When it comes to choosing subgenres, it can be difficult to determine the most appropriate limits for a given work. This becomes particularly significant when one writes mixed-genre erotic romance, when further limits will also determine part of its genre-specific readership. For example, authors of science fiction romance must craft their writing to suit both science fiction, and the type of romance typically enjoyed by readers of science fiction. Granted, sci-fi has a broad variety of readers, so limitations might not seem like that significant of an issue here. Consider, however, my novels, Love in Space and Lust in Space—unique in nature, as they are nearly the same story, written for two very different audiences. Love in Space, a sweet space opera-style romance with not-quite explicit sex, is by far my favorite among my currently available novels, and I think overall it has been the best received. The elements can appeal to just about all fans of both science fiction and romance, and the chemistry between the characters is fun. Lust in Space, Love’s kinky and erotic evil twin, is tons of fun, but it lacks some of the heart found in Love. Could I have written a story that meshed the two, offering equal amounts of experimental kink and heart? I’m not so sure. Even if it were possible, I like having the same story available to two very different audiences (because I like writing for both).
Most authors don’t get such an exceptional chance with a novel; it is one I will likely never see again, either. The question then comes: Which subgenre fits best with what I like to write? I know that I enjoy being eclectic, but I also tend to push limits—often with great results, but sometimes with disastrous ones. I ask myself: Will the erotic romance novels I continue to write cater more to the sweet romance audience or to readers who have enjoyed my kinkier works?
I am currently working on Lust in Space 2: Pandora’s Hope, and it has been interesting to see the effect writing in two extremes has had on me.

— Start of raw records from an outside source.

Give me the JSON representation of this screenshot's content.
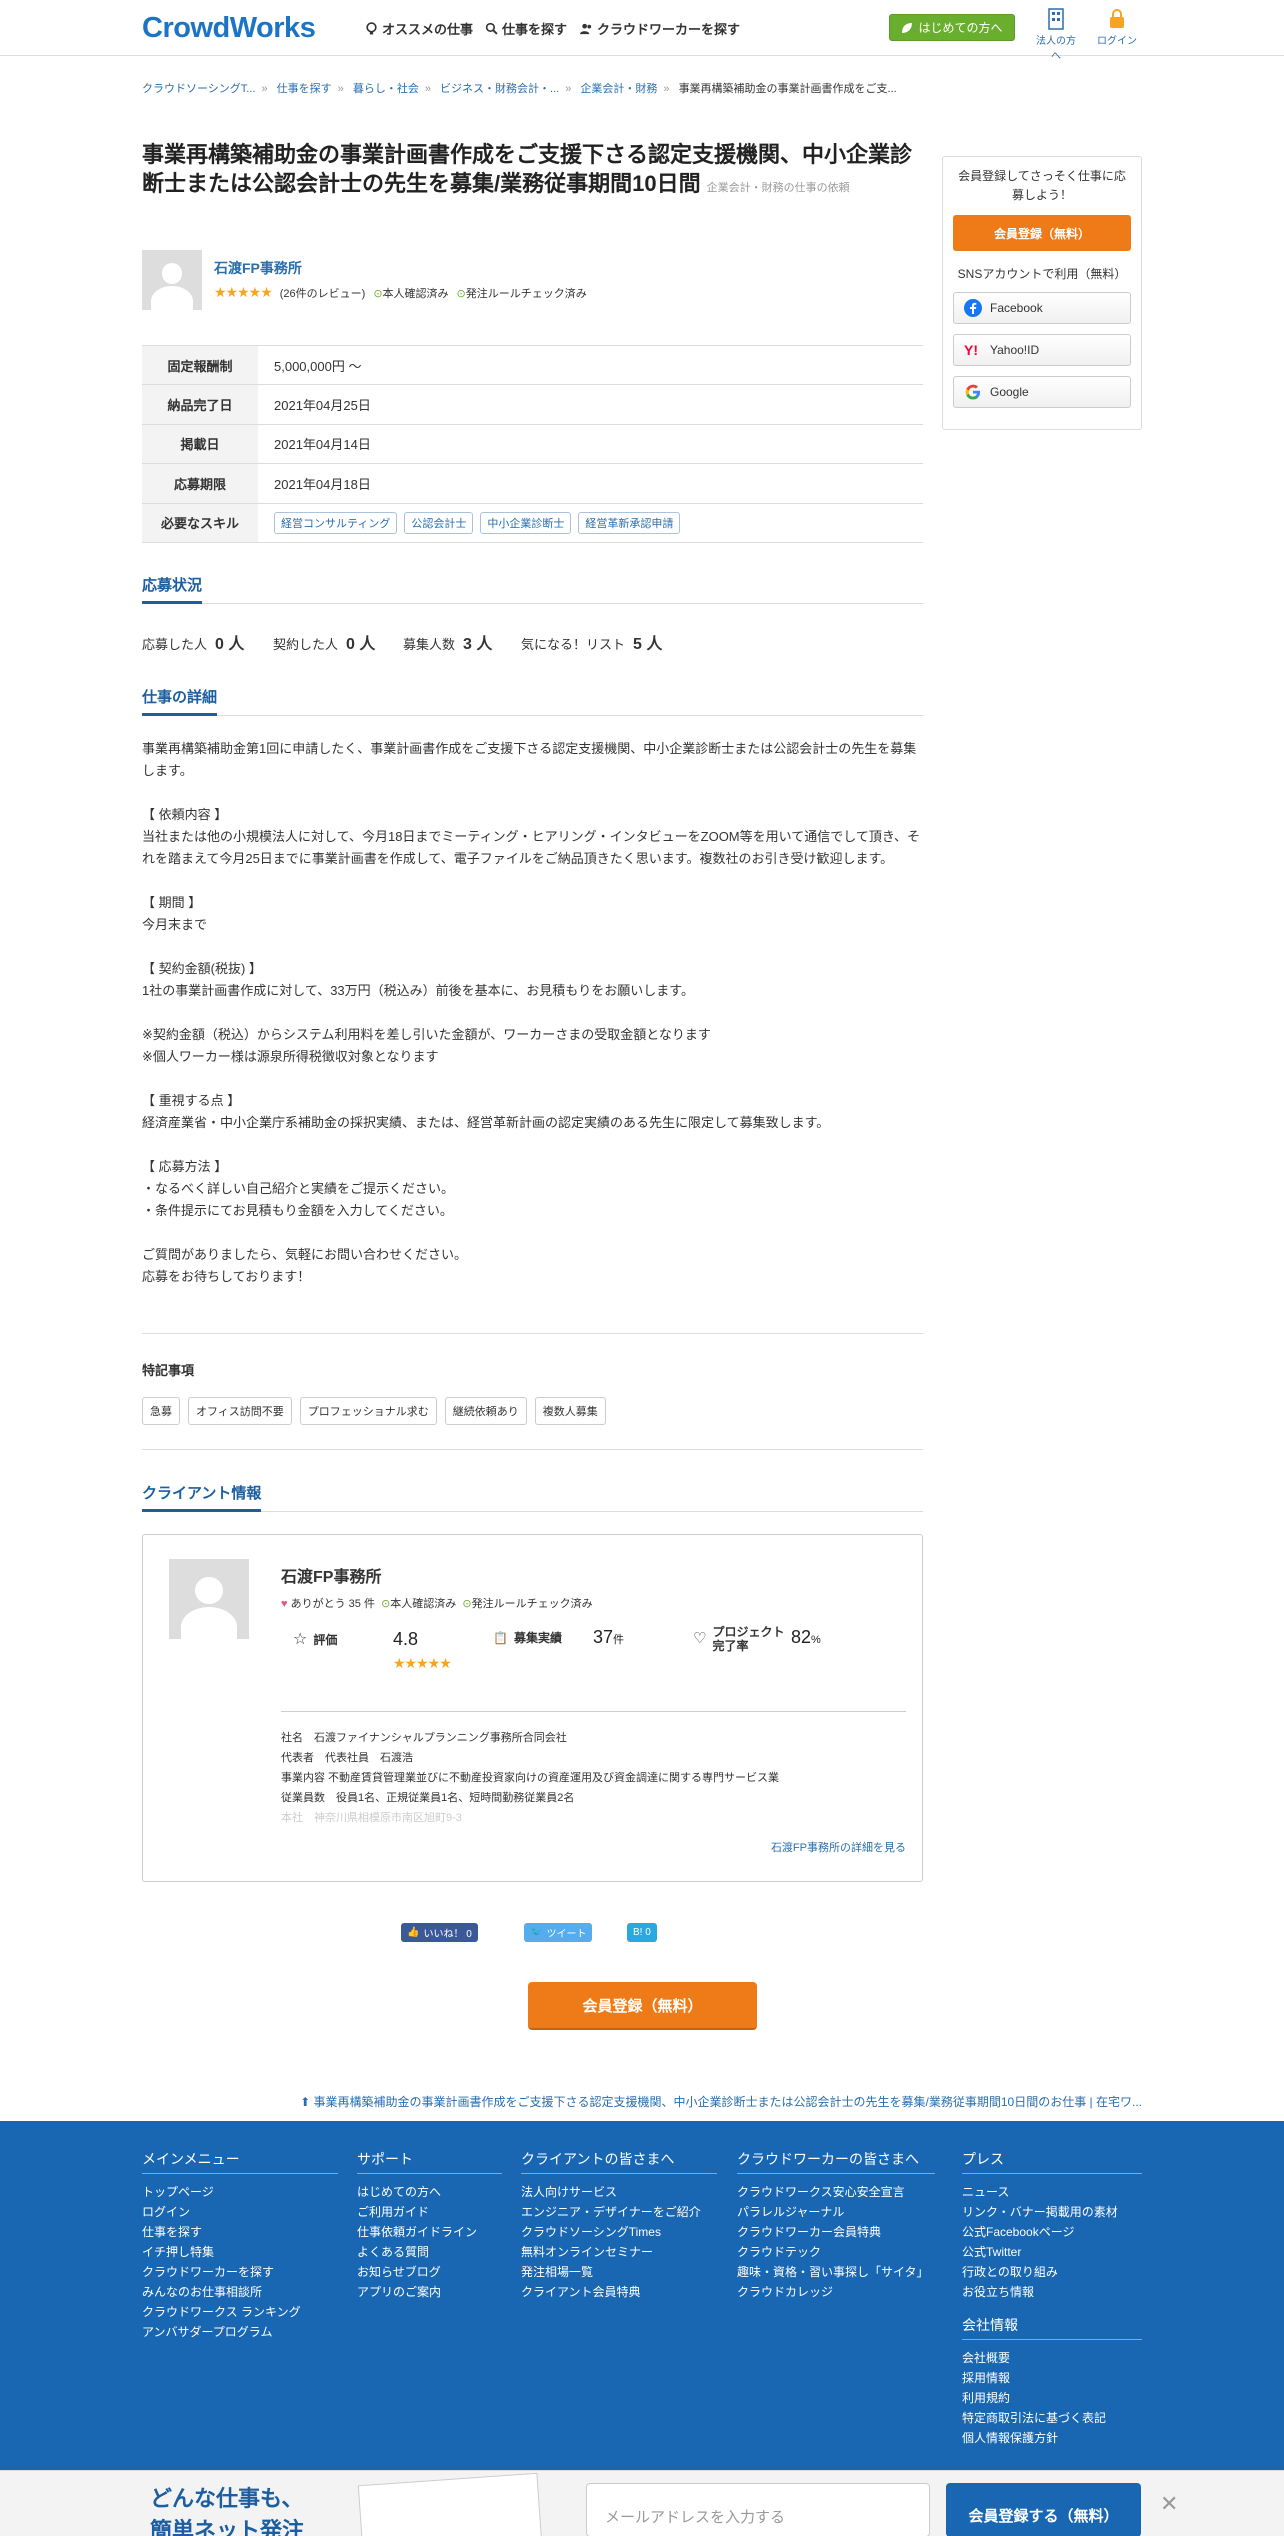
{
  "header": {
    "logo": "CrowdWorks",
    "nav": [
      "オススメの仕事",
      "仕事を探す",
      "クラウドワーカーを探す"
    ],
    "first_time": "はじめての方へ",
    "corp": "法人の方へ",
    "login": "ログイン"
  },
  "breadcrumb": [
    "クラウドソーシングT...",
    "仕事を探す",
    "暮らし・社会",
    "ビジネス・財務会計・...",
    "企業会計・財務",
    "事業再構築補助金の事業計画書作成をご支..."
  ],
  "job": {
    "title": "事業再構築補助金の事業計画書作成をご支援下さる認定支援機関、中小企業診断士または公認会計士の先生を募集/業務従事期間10日間",
    "category": "企業会計・財務の仕事の依頼",
    "client_name": "石渡FP事務所",
    "stars": "★★★★★",
    "reviews": "(26件のレビュー)",
    "verified": "本人確認済み",
    "rule_checked": "発注ルールチェック済み",
    "table": [
      {
        "label": "固定報酬制",
        "value": "5,000,000円 〜"
      },
      {
        "label": "納品完了日",
        "value": "2021年04月25日"
      },
      {
        "label": "掲載日",
        "value": "2021年04月14日"
      },
      {
        "label": "応募期限",
        "value": "2021年04月18日"
      }
    ],
    "skill_label": "必要なスキル",
    "skills": [
      "経営コンサルティング",
      "公認会計士",
      "中小企業診断士",
      "経営革新承認申請"
    ]
  },
  "status": {
    "heading": "応募状況",
    "items": [
      {
        "label": "応募した人",
        "value": "0 人"
      },
      {
        "label": "契約した人",
        "value": "0 人"
      },
      {
        "label": "募集人数",
        "value": "3 人"
      },
      {
        "label": "気になる！リスト",
        "value": "5 人"
      }
    ]
  },
  "detail": {
    "heading": "仕事の詳細",
    "body": "事業再構築補助金第1回に申請したく、事業計画書作成をご支援下さる認定支援機関、中小企業診断士または公認会計士の先生を募集します。\n\n【 依頼内容 】\n当社または他の小規模法人に対して、今月18日までミーティング・ヒアリング・インタビューをZOOM等を用いて通信でして頂き、それを踏まえて今月25日までに事業計画書を作成して、電子ファイルをご納品頂きたく思います。複数社のお引き受け歓迎します。\n\n【 期間 】\n今月末まで\n\n【 契約金額(税抜) 】\n1社の事業計画書作成に対して、33万円（税込み）前後を基本に、お見積もりをお願いします。\n\n※契約金額（税込）からシステム利用料を差し引いた金額が、ワーカーさまの受取金額となります\n※個人ワーカー様は源泉所得税徴収対象となります\n\n【 重視する点 】\n経済産業省・中小企業庁系補助金の採択実績、または、経営革新計画の認定実績のある先生に限定して募集致します。\n\n【 応募方法 】\n・なるべく詳しい自己紹介と実績をご提示ください。\n・条件提示にてお見積もり金額を入力してください。\n\nご質問がありましたら、気軽にお問い合わせください。\n応募をお待ちしております！"
  },
  "features": {
    "heading": "特記事項",
    "items": [
      "急募",
      "オフィス訪問不要",
      "プロフェッショナル求む",
      "継続依頼あり",
      "複数人募集"
    ]
  },
  "client": {
    "heading": "クライアント情報",
    "name": "石渡FP事務所",
    "thanks": "ありがとう 35 件",
    "verified": "本人確認済み",
    "rule_checked": "発注ルールチェック済み",
    "rating_label": "評価",
    "rating": "4.8",
    "stars": "★★★★★",
    "orders_label": "募集実績",
    "orders": "37",
    "orders_unit": "件",
    "complete_label1": "プロジェクト",
    "complete_label2": "完了率",
    "complete": "82",
    "complete_unit": "%",
    "info": [
      "社名　石渡ファイナンシャルプランニング事務所合同会社",
      "代表者　代表社員　石渡浩",
      "事業内容 不動産賃貸管理業並びに不動産投資家向けの資産運用及び資金調達に関する専門サービス業",
      "従業員数　役員1名、正規従業員1名、短時間勤務従業員2名"
    ],
    "info_fade": "本社　神奈川県相模原市南区旭町9-3",
    "more": "石渡FP事務所の詳細を見る"
  },
  "social": {
    "like": "いいね！ 0",
    "tweet": "ツイート",
    "hatena": "B! 0"
  },
  "cta": "会員登録（無料）",
  "breadcrumb_bottom": "事業再構築補助金の事業計画書作成をご支援下さる認定支援機関、中小企業診断士または公認会計士の先生を募集/業務従事期間10日間のお仕事 | 在宅ワ...",
  "sidebar": {
    "msg": "会員登録してさっそく仕事に応募しよう！",
    "register": "会員登録（無料）",
    "sns": "SNSアカウントで利用（無料）",
    "facebook": "Facebook",
    "yahoo": "Yahoo!ID",
    "google": "Google"
  },
  "footer": {
    "cols": [
      {
        "title": "メインメニュー",
        "items": [
          "トップページ",
          "ログイン",
          "仕事を探す",
          "イチ押し特集",
          "クラウドワーカーを探す",
          "みんなのお仕事相談所",
          "クラウドワークス ランキング",
          "アンバサダープログラム"
        ]
      },
      {
        "title": "サポート",
        "items": [
          "はじめての方へ",
          "ご利用ガイド",
          "仕事依頼ガイドライン",
          "よくある質問",
          "お知らせブログ",
          "アプリのご案内"
        ]
      },
      {
        "title": "クライアントの皆さまへ",
        "items": [
          "法人向けサービス",
          "エンジニア・デザイナーをご紹介",
          "クラウドソーシングTimes",
          "無料オンラインセミナー",
          "発注相場一覧",
          "クライアント会員特典"
        ]
      },
      {
        "title": "クラウドワーカーの皆さまへ",
        "items": [
          "クラウドワークス安心安全宣言",
          "パラレルジャーナル",
          "クラウドワーカー会員特典",
          "クラウドテック",
          "趣味・資格・習い事探し「サイタ」",
          "クラウドカレッジ"
        ]
      },
      {
        "title": "プレス",
        "items": [
          "ニュース",
          "リンク・バナー掲載用の素材",
          "公式Facebookページ",
          "公式Twitter",
          "行政との取り組み",
          "お役立ち情報"
        ]
      },
      {
        "title": "会社情報",
        "items": [
          "会社概要",
          "採用情報",
          "利用規約",
          "特定商取引法に基づく表記",
          "個人情報保護方針"
        ]
      }
    ]
  },
  "bottom_bar": {
    "ad1": "どんな仕事も、",
    "ad2": "簡単ネット発注",
    "email_placeholder": "メールアドレスを入力する",
    "join": "会員登録する（無料）",
    "close": "✕"
  }
}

The story has heart, but it also has a decent amount of explicit sex. I decided to stay as true as possible for fans of the first Lust in Space novel, continuing the exploits of Barkeep Leah and insect-sized Jim, “unicorn” Suxie, and of course Captain and First Officer couple, Nora and Robert, while also making sure the story was fresh and exciting enough to appeal to sci-fi fans who may have read and enjoyed Love. It hasn’t lost all of its kink, although I can’t promise another ship-wide orgy. I think, considering that there will only be one incarnation of this book, I’ve found a good balance.
My question for other authors and readers of mixed-genre erotic romance: Do you consider yourself a niche writer or reader, or do you function across a wide array of subgenres? If you do cross genres, do you find it has a positive or negative impact (or both) your readership?